Çocuğunun okulunu,öğretmenlerini,arkadaşlarını merak edip ilgileniyorsa

Çocuğunun eğitimine gerçekten katkı sunabilecek niteliktedir.

Fakat kırsaldaki veli profili pek de bu tanımlara uygun değildir. Öğrencide öğrenmenin değil de çatışmanın yaşanmasının en önemli sebebi de budur.

Oysa öğrencinin okuldaki gelişimi ailesinin eğitime verdiği önemle doğru orantılıdır.

Kırsal kültürün eğitime karşı tutumu eskiye nazaran biraz daha esnemiş olsa da eskiye ait bazı izler hala mevcut. Örneğin kız öğrencilerin okula gönderilmemesi veya sadece zorunlu eğitimi almalarına müsade edilmesi gibi.

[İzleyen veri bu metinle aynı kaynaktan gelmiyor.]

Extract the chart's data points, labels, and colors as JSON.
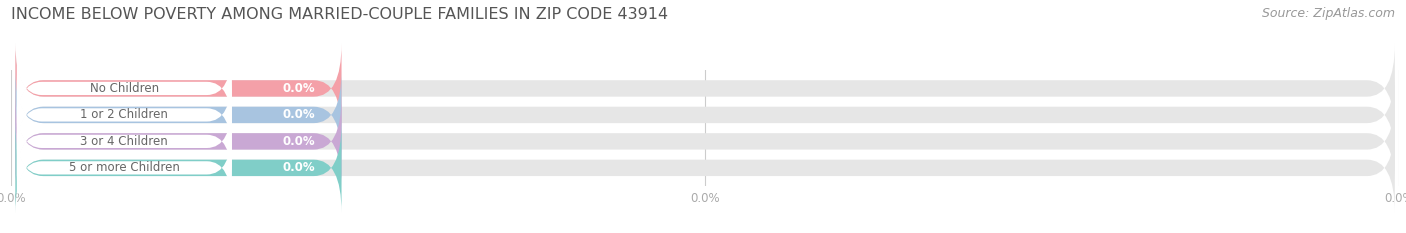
{
  "title": "INCOME BELOW POVERTY AMONG MARRIED-COUPLE FAMILIES IN ZIP CODE 43914",
  "source": "Source: ZipAtlas.com",
  "categories": [
    "No Children",
    "1 or 2 Children",
    "3 or 4 Children",
    "5 or more Children"
  ],
  "values": [
    0.0,
    0.0,
    0.0,
    0.0
  ],
  "bar_colors": [
    "#f4a0a8",
    "#a8c4e0",
    "#c9a8d4",
    "#80cec8"
  ],
  "bar_bg_color": "#e6e6e6",
  "background_color": "#ffffff",
  "title_fontsize": 11.5,
  "source_fontsize": 9,
  "bar_height": 0.62,
  "figsize": [
    14.06,
    2.33
  ],
  "dpi": 100,
  "tick_label_color": "#aaaaaa",
  "category_color": "#666666",
  "value_text_color": "#ffffff",
  "grid_color": "#cccccc"
}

Kırsalda birleşik aile hala sürmektedir . Birkaç ailenin bir arada yaşaması (büyükanne, büyükbaba, amcalar, halalar, çocuklar) çocuğun yaşam alanını daraltmaktadır bu durumdan kaynaklanan sorunlar ilk olarak çocuğun eğitim yaşamını etkilemektedir. Anne babalar çocuklarıyla ve onların eğitimiyle, ihtiyaçlarıyla ilgilenememektedir. Çocuklarının sorularına yanıt ver(e)meyen aileler çocuğun aileyle paylaşımını sınırlamaktadır.

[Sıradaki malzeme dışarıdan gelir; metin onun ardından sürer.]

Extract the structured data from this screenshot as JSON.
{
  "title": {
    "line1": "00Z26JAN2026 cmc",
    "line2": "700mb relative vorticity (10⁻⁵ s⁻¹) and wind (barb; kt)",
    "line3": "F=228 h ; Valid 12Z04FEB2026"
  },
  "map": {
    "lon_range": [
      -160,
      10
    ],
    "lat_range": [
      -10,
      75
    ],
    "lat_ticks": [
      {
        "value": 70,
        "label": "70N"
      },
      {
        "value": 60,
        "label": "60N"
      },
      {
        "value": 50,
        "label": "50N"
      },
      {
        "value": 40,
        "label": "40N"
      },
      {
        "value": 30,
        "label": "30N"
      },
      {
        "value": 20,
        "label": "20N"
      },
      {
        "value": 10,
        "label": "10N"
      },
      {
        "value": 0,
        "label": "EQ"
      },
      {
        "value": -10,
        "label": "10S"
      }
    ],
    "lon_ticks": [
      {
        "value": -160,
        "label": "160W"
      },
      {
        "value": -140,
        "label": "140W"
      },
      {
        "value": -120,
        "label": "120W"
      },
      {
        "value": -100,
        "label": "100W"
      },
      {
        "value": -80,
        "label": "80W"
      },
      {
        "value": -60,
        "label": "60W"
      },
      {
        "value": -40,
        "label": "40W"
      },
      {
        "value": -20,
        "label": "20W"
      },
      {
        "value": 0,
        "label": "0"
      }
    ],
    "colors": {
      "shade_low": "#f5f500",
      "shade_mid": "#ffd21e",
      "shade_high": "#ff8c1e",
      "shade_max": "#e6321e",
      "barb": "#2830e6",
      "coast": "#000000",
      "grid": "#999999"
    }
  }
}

Çok çocukluluk ve çocukların küçük yaşlardan itibaren aile geçimine katkı sunmaları bu kültürün eskimeyen özelliklerindendir. Çok çocuklu olan kırsal ailede çocuk sayısının fazla olması anne-babaların çocuklarına yeteri kadar vakit ayıramamalarına sebep olmaktadır. Çocuklarının okulda başarılı olması onlar için çok önemlidir. Ancak okul başarısının sağlanabilmesi veya sürdürülebilmesi konusunda ailelerin sorumluluk alamadığını fark ettim. Bu durumu farkeden öğrenciler de velilerinin eğitimi ciddiye almadıklarını düşünerek okul ile ailenin uyumsuzluğu konusunda bir kez daha ikileme düşmektedirler.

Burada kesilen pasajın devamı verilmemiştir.